De plus, certaines réponses soulignent le besoin de changer la vision hiérarchique et médico-centrée du pilotage de la MSP, et de mieux répartir les responsabilités entre les professions. Il est fréquent que les organisations n’incluent pas toujours pleinement tous les membres dans les processus décisionnels. Ces situations peuvent entraîner de la frustration et pourraient freiner l’engagement à long terme.
Conclusion
Les résultats suggèrent que les MSP apparaissent comme une réponse à des besoins professionnels profonds des sages-femmes (moins d’isolement, meilleures conditions de travail) et à une recherche de sens dans leur activité, via une prise en charge centrée sur le patient et renforcée par l’interprofessionnel. Cela montre que ces structures offrent un cadre qui semble globalement adapté à ces professionnels, renforçant à la fois leur efficacité individuelle et collective.
Malgré ces avantages qui peuvent être communs à d’autres professions, des améliorations paraissent nécessaires. Les répondantes aspirent à une meilleure reconnaissance de leurs compétences et à plus d’équité dans les responsabilités, ce qui aiderait à augmenter les dynamiques interprofessionnelles incluant les sages-femmes en répondant à l’envie d’implication assez évidente.
De plus, malgré l’intégration de MSP pour l’attirance par l’exercice coordonné, nous relevons un besoin de sensibilisation et d’accompagnement pour mieux faire comprendre et intégrer ce mode d’exercice dont le fonctionnement est parfois méconnu.
Ainsi, pour consolider l’attractivité des MSP, il semble essentiel de valoriser davantage le rôle des sages-femmes, tant au sein des équipes pluriprofessionnelles qu’au niveau institutionnel, tout en encourageant des pratiques de gouvernance inclusives et collaboratives. Cela permettrait d’optimiser les bénéfices de cet exercice novateur et de garantir une satisfaction durable des professionnels comme des patients.

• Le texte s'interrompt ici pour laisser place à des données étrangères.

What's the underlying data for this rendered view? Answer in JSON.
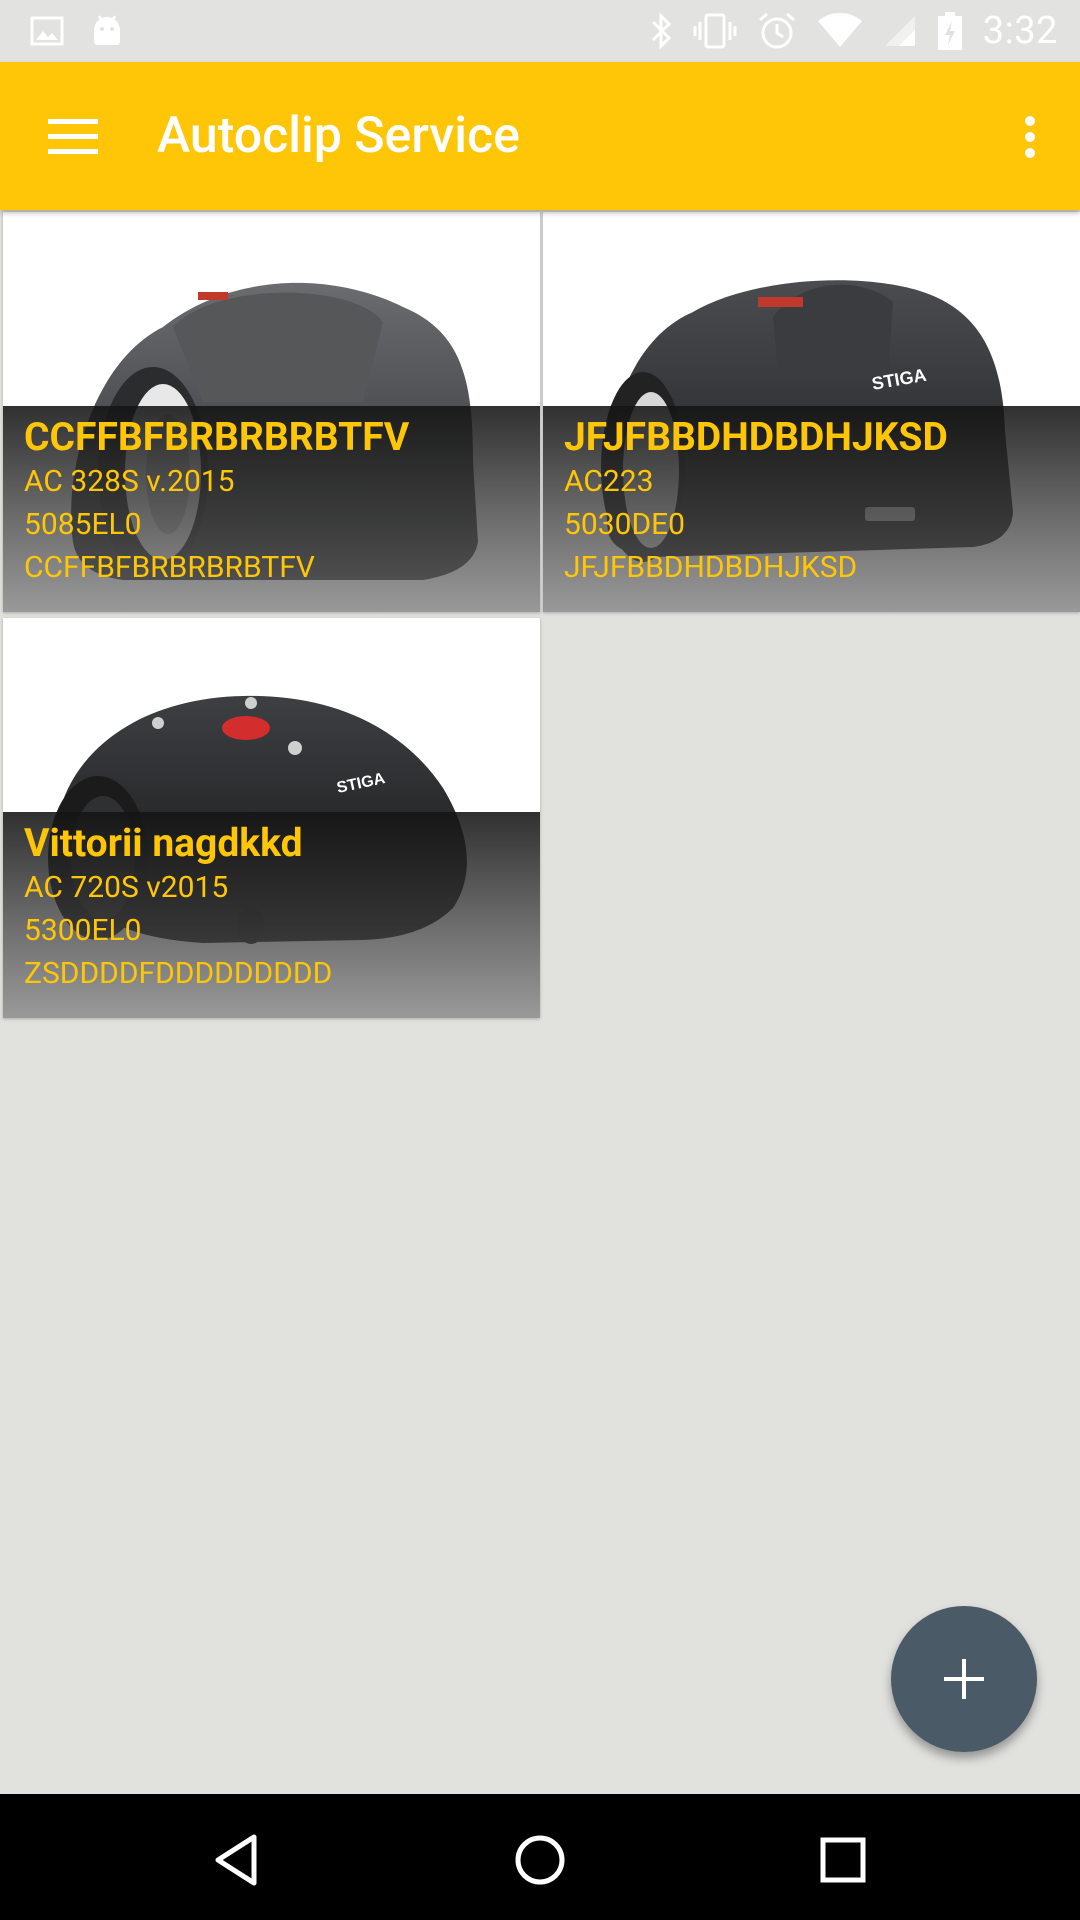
{
  "status_bar": {
    "time": "3:32",
    "left_icons": [
      "image-icon",
      "android-icon"
    ],
    "right_icons": [
      "bluetooth-icon",
      "vibrate-icon",
      "alarm-icon",
      "wifi-icon",
      "signal-icon",
      "battery-charging-icon"
    ]
  },
  "app_bar": {
    "title": "Autoclip Service",
    "background": "#fec606"
  },
  "devices": [
    {
      "name": "CCFFBFBRBRBRBTFV",
      "model": "AC 328S v.2015",
      "code": "5085EL0",
      "serial": "CCFFBFBRBRBRBTFV"
    },
    {
      "name": "JFJFBBDHDBDHJKSD",
      "model": "AC223",
      "code": "5030DE0",
      "serial": "JFJFBBDHDBDHJKSD"
    },
    {
      "name": "Vittorii nagdkkd",
      "model": "AC 720S v2015",
      "code": "5300EL0",
      "serial": "ZSDDDDFDDDDDDDDD"
    }
  ],
  "fab": {
    "icon": "plus-icon"
  },
  "nav_bar": {
    "icons": [
      "back-icon",
      "home-icon",
      "recents-icon"
    ]
  }
}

Bien que les résultats ne puissent pas être généralisés, ils offrent une base d’apprentissage et d’amélioration. Ils permettent d’amorcer des discussions et de soulever des problématiques importantes. Avec cette photographie, nous pouvons mettre en avant des expériences individuelles reflétant des réalités vécues par les sages-femmes en MSP en Île-de-France.
Ces résultats peuvent favoriser un échange entre les professionnels de santé au sein des MSP et peuvent encourager des réflexions sur le rôle des sages-femmes dans ces structures et sur les modalités de collaboration.
* Données 2024 basées sur les 188 MSP signataires de l’ACI – information relative aux professionnels associés ou assurant des vacations dans les MSP.
** Extraits des réponses de l’enquête.